How Can Airbyte Help Build a Data Pipeline to Store Embeddings and Utilize Them?
Training large language models like BERT requires a lot of relevant data. This data often comes from many sources, such as Kaggle, Hugging Face, Wikipedia, etc. As the first step in training an LLM is to integrate all this data and keep it up-to-date, you need a powerful, robust data pipeline in place.
To help you with that, you can leverage Airbyte, a data integration and replication platform. It allows you to transfer large amounts of data from multiple systems to a destination of your choice using its 600+ connectors. If you cannot find a connector that meets your requirements, you can create one in minutes using the CDK feature.
Conclusion
BERT embeddings are a powerful technique that allows machines to understand, interpret, and process natural language. BERT’s contextual embeddings extract complex meanings and relationships between words with its bi-directional nature of model training. By leveraging BERT’s pre-trained models and fine-tuning them on specific tasks, you can achieve significant improvements in AI-driven applications. Hugging Face offers various BERT base and multilingual models to generate embeddings. To try it yourself with Python programming, follow the step-by-step guide outlined in this article.

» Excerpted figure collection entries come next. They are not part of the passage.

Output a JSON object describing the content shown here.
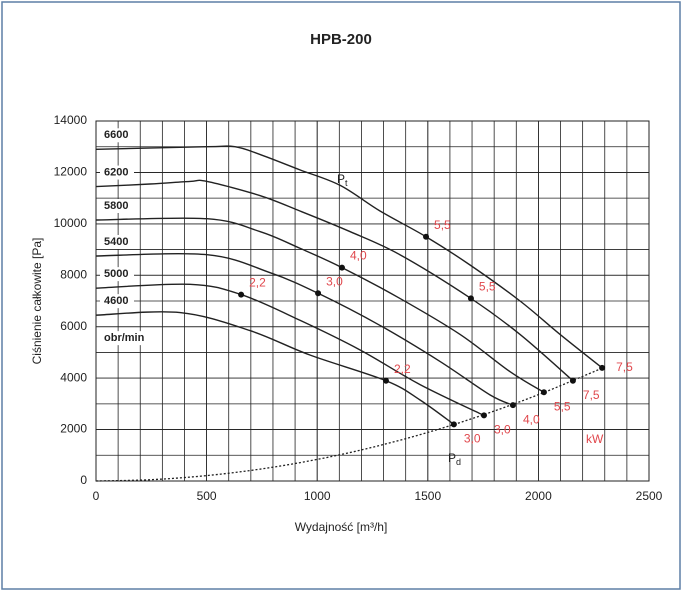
{
  "chart_data": {
    "type": "line",
    "title": "HPB-200",
    "x_label": "Wydajność [m³/h]",
    "y_label": "Ciśnienie całkowite [Pa]",
    "xlim": [
      0,
      2500
    ],
    "ylim": [
      0,
      14000
    ],
    "xticks": [
      0,
      500,
      1000,
      1500,
      2000,
      2500
    ],
    "yticks": [
      0,
      2000,
      4000,
      6000,
      8000,
      10000,
      12000,
      14000
    ],
    "x_minor_step": 100,
    "y_minor_step": 1000,
    "grid": true,
    "speed_unit": "obr/min",
    "power_unit": "kW",
    "pt_label": {
      "main": "P",
      "sub": "t"
    },
    "series": [
      {
        "name": "6600",
        "color": "#222222",
        "x": [
          0,
          502,
          628,
          741,
          922,
          1103,
          1284,
          1492,
          1691,
          1917,
          2098,
          2288
        ],
        "values": [
          12900,
          13000,
          13000,
          12700,
          12100,
          11500,
          10500,
          9500,
          8400,
          7000,
          5700,
          4400
        ],
        "points": [
          {
            "x": 1492,
            "y": 9500,
            "label": "5,5"
          },
          {
            "x": 2288,
            "y": 4400,
            "label": "7,5"
          }
        ]
      },
      {
        "name": "6200",
        "color": "#222222",
        "x": [
          0,
          244,
          425,
          502,
          741,
          922,
          1148,
          1374,
          1695,
          1917,
          2156
        ],
        "values": [
          11450,
          11550,
          11650,
          11650,
          11100,
          10500,
          9700,
          8800,
          7100,
          5700,
          3900
        ],
        "points": [
          {
            "x": 1695,
            "y": 7100,
            "label": "5,5"
          },
          {
            "x": 2156,
            "y": 3900,
            "label": "7,5"
          }
        ]
      },
      {
        "name": "5800",
        "color": "#222222",
        "x": [
          0,
          502,
          741,
          922,
          1112,
          1374,
          1646,
          1872,
          2025
        ],
        "values": [
          10150,
          10200,
          9700,
          9050,
          8300,
          7100,
          5700,
          4250,
          3450
        ],
        "points": [
          {
            "x": 1112,
            "y": 8300,
            "label": "4,0"
          },
          {
            "x": 2025,
            "y": 3450,
            "label": "5,5"
          }
        ]
      },
      {
        "name": "5400",
        "color": "#222222",
        "x": [
          0,
          502,
          787,
          1004,
          1284,
          1555,
          1781,
          1885
        ],
        "values": [
          8750,
          8800,
          8100,
          7300,
          6050,
          4650,
          3350,
          2950
        ],
        "points": [
          {
            "x": 1004,
            "y": 7300,
            "label": "3,0"
          },
          {
            "x": 1885,
            "y": 2950,
            "label": "4,0"
          }
        ]
      },
      {
        "name": "5000",
        "color": "#222222",
        "x": [
          0,
          425,
          656,
          922,
          1193,
          1465,
          1754
        ],
        "values": [
          7500,
          7650,
          7250,
          6250,
          5100,
          3750,
          2550
        ],
        "points": [
          {
            "x": 656,
            "y": 7250,
            "label": "2,2"
          },
          {
            "x": 1754,
            "y": 2550,
            "label": "3,0"
          }
        ]
      },
      {
        "name": "4600",
        "color": "#222222",
        "x": [
          0,
          380,
          696,
          967,
          1311,
          1465,
          1618
        ],
        "values": [
          6450,
          6550,
          5850,
          4900,
          3900,
          3150,
          2200
        ],
        "points": [
          {
            "x": 1311,
            "y": 3900,
            "label": "2,2"
          },
          {
            "x": 1618,
            "y": 2200,
            "label": "3,0"
          }
        ]
      }
    ],
    "pd": {
      "main": "P",
      "sub": "d",
      "color": "#222222",
      "x": [
        0,
        250,
        500,
        750,
        1000,
        1250,
        1500,
        1750,
        2000,
        2250,
        2288
      ],
      "values": [
        0,
        52,
        210,
        472,
        839,
        1312,
        1889,
        2571,
        3358,
        4249,
        4394
      ]
    }
  }
}
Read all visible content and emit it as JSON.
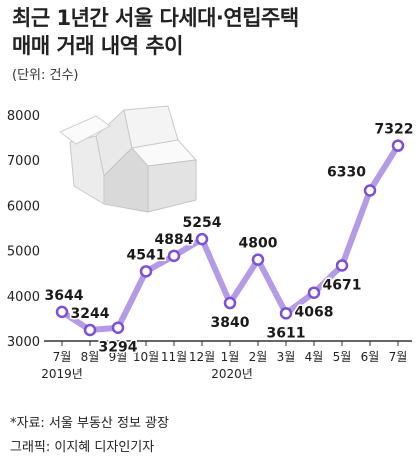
{
  "header": {
    "title_line1": "최근 1년간 서울 다세대·연립주택",
    "title_line2": "매매 거래 내역 추이",
    "unit": "(단위: 건수)"
  },
  "footer": {
    "source": "*자료: 서울 부동산 정보 광장",
    "credit": "그래픽: 이지혜 디자인기자"
  },
  "colors": {
    "line": "#b49be6",
    "marker_stroke": "#7d4fd6",
    "marker_fill": "#ffffff",
    "axis": "#333333"
  },
  "illustration": {
    "icon": "house-icon"
  },
  "chart_data": {
    "type": "line",
    "title": "최근 1년간 서울 다세대·연립주택 매매 거래 내역 추이",
    "ylabel": "(단위: 건수)",
    "categories": [
      "7월",
      "8월",
      "9월",
      "10월",
      "11월",
      "12월",
      "1월",
      "2월",
      "3월",
      "4월",
      "5월",
      "6월",
      "7월"
    ],
    "year_labels": [
      "2019년",
      "2020년"
    ],
    "values": [
      3644,
      3244,
      3294,
      4541,
      4884,
      5254,
      3840,
      4800,
      3611,
      4068,
      4671,
      6330,
      7322
    ],
    "data_labels": [
      "3644",
      "3244",
      "3294",
      "4541",
      "4884",
      "5254",
      "3840",
      "4800",
      "3611",
      "4068",
      "4671",
      "6330",
      "7322"
    ],
    "ylim": [
      3000,
      8000
    ],
    "yticks": [
      3000,
      4000,
      5000,
      6000,
      7000,
      8000
    ],
    "grid": false
  }
}
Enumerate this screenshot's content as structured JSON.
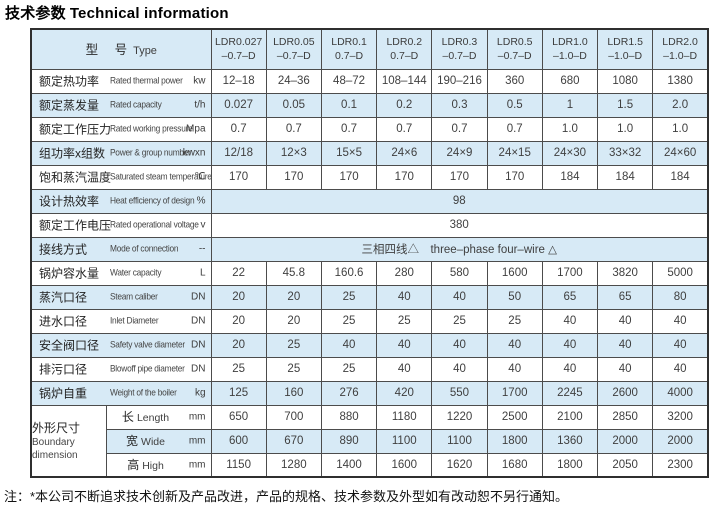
{
  "title": {
    "zh": "技术参数",
    "en": "Technical information"
  },
  "colors": {
    "band": "#d7eaf6",
    "border": "#4c4c4c"
  },
  "table": {
    "header": {
      "type_label_zh": "型　号",
      "type_label_en": "Type",
      "models": [
        {
          "name": "LDR0.027",
          "suffix": "–0.7–D"
        },
        {
          "name": "LDR0.05",
          "suffix": "–0.7–D"
        },
        {
          "name": "LDR0.1",
          "suffix": "0.7–D"
        },
        {
          "name": "LDR0.2",
          "suffix": "0.7–D"
        },
        {
          "name": "LDR0.3",
          "suffix": "–0.7–D"
        },
        {
          "name": "LDR0.5",
          "suffix": "–0.7–D"
        },
        {
          "name": "LDR1.0",
          "suffix": "–1.0–D"
        },
        {
          "name": "LDR1.5",
          "suffix": "–1.0–D"
        },
        {
          "name": "LDR2.0",
          "suffix": "–1.0–D"
        }
      ]
    },
    "rows": [
      {
        "type": "data",
        "zh": "额定热功率",
        "en": "Rated thermal power",
        "unit": "kw",
        "band": false,
        "values": [
          "12–18",
          "24–36",
          "48–72",
          "108–144",
          "190–216",
          "360",
          "680",
          "1080",
          "1380"
        ]
      },
      {
        "type": "data",
        "zh": "额定蒸发量",
        "en": "Rated capacity",
        "unit": "t/h",
        "band": true,
        "values": [
          "0.027",
          "0.05",
          "0.1",
          "0.2",
          "0.3",
          "0.5",
          "1",
          "1.5",
          "2.0"
        ]
      },
      {
        "type": "data",
        "zh": "额定工作压力",
        "en": "Rated working pressure",
        "unit": "Mpa",
        "band": false,
        "values": [
          "0.7",
          "0.7",
          "0.7",
          "0.7",
          "0.7",
          "0.7",
          "1.0",
          "1.0",
          "1.0"
        ]
      },
      {
        "type": "data",
        "zh": "组功率x组数",
        "en": "Power & group number",
        "unit": "kwxn",
        "band": true,
        "values": [
          "12/18",
          "12×3",
          "15×5",
          "24×6",
          "24×9",
          "24×15",
          "24×30",
          "33×32",
          "24×60"
        ]
      },
      {
        "type": "data",
        "zh": "饱和蒸汽温度",
        "en": "Saturated steam temperature",
        "unit": "℃",
        "band": false,
        "values": [
          "170",
          "170",
          "170",
          "170",
          "170",
          "170",
          "184",
          "184",
          "184"
        ]
      },
      {
        "type": "merged",
        "zh": "设计热效率",
        "en": "Heat efficiency of design",
        "unit": "%",
        "band": true,
        "value": "98"
      },
      {
        "type": "merged",
        "zh": "额定工作电压",
        "en": "Rated operational voltage",
        "unit": "v",
        "band": false,
        "value": "380"
      },
      {
        "type": "merged",
        "zh": "接线方式",
        "en": "Mode of connection",
        "unit": "--",
        "band": true,
        "value": "三相四线△　three–phase four–wire △"
      },
      {
        "type": "data",
        "zh": "锅炉容水量",
        "en": "Water capacity",
        "unit": "L",
        "band": false,
        "values": [
          "22",
          "45.8",
          "160.6",
          "280",
          "580",
          "1600",
          "1700",
          "3820",
          "5000"
        ]
      },
      {
        "type": "data",
        "zh": "蒸汽口径",
        "en": "Steam caliber",
        "unit": "DN",
        "band": true,
        "values": [
          "20",
          "20",
          "25",
          "40",
          "40",
          "50",
          "65",
          "65",
          "80"
        ]
      },
      {
        "type": "data",
        "zh": "进水口径",
        "en": "Inlet Diameter",
        "unit": "DN",
        "band": false,
        "values": [
          "20",
          "20",
          "25",
          "25",
          "25",
          "25",
          "40",
          "40",
          "40"
        ]
      },
      {
        "type": "data",
        "zh": "安全阀口径",
        "en": "Safety valve diameter",
        "unit": "DN",
        "band": true,
        "values": [
          "20",
          "25",
          "40",
          "40",
          "40",
          "40",
          "40",
          "40",
          "40"
        ]
      },
      {
        "type": "data",
        "zh": "排污口径",
        "en": "Blowoff pipe diameter",
        "unit": "DN",
        "band": false,
        "values": [
          "25",
          "25",
          "25",
          "40",
          "40",
          "40",
          "40",
          "40",
          "40"
        ]
      },
      {
        "type": "data",
        "zh": "锅炉自重",
        "en": "Weight of the boiler",
        "unit": "kg",
        "band": true,
        "values": [
          "125",
          "160",
          "276",
          "420",
          "550",
          "1700",
          "2245",
          "2600",
          "4000"
        ]
      }
    ],
    "dimension_group": {
      "zh": "外形尺寸",
      "en": "Boundary dimension",
      "rows": [
        {
          "zh": "长",
          "en": "Length",
          "unit": "mm",
          "band": false,
          "values": [
            "650",
            "700",
            "880",
            "1180",
            "1220",
            "2500",
            "2100",
            "2850",
            "3200"
          ]
        },
        {
          "zh": "宽",
          "en": "Wide",
          "unit": "mm",
          "band": true,
          "values": [
            "600",
            "670",
            "890",
            "1100",
            "1100",
            "1800",
            "1360",
            "2000",
            "2000"
          ]
        },
        {
          "zh": "高",
          "en": "High",
          "unit": "mm",
          "band": false,
          "values": [
            "1150",
            "1280",
            "1400",
            "1600",
            "1620",
            "1680",
            "1800",
            "2050",
            "2300"
          ]
        }
      ]
    }
  },
  "footnote": "注：*本公司不断追求技术创新及产品改进，产品的规格、技术参数及外型如有改动恕不另行通知。"
}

Frequently Asked Questions
Can BERT be used for embedding?
Yes, BERT can be used to create embeddings. BERT generates contextual word embeddings that capture the meaning of words based on their surrounding context. Unlike static embeddings like Word2Vec, BERT embeddings change based on the context in which words appear, making them more accurate for understanding language nuances.
What is the size of the BERT embedding vector?
The size of BERT embeddings varies depending on the model variant. BERT-Base produces 768-dimensional embeddings, while BERT-Large generates 1024-dimensional embeddings. Smaller variants like DistilBERT typically produce 768-dimensional embeddings but with reduced computational requirements.
What is the difference between BERT and word-to-vector?
BERT produces contextualized embeddings using a deep transformer architecture, meaning the same word gets different embeddings based on its context. Word2Vec creates static embeddings where each word has a fixed vector representation regardless of context. BERT captures bidirectional context, while Word2Vec processes context in a fixed window around each word.
What are the advantages of BERT embeddings?
- Unlike traditional models that read text unidirectionally, BERT reads in both directions, providing complete contextual understanding.
- BERT embeddings can be fine-tuned for a variety of NLP tasks, making them adaptable to specific needs and domains.
- BERT word embeddings help machines capture nuances and different meanings of words depending on their context.
Can BERT be used for topic modeling?
Yes, BERTopic is a topic-modeling technique that leverages BERT embeddings to create more semantically meaningful topic representations. BERTopic combines BERT embeddings with clustering algorithms and class-based TF-IDF to generate coherent and interpretable topics from document collections.
What is the BERT embedding layer?
The BERT embedding layer refers to the initial layers of the BERT model responsible for converting input tokens into continuous vector representations. This layer combines token embeddings, position embeddings, and token-type embeddings to create the input representations that are processed by the transformer layers.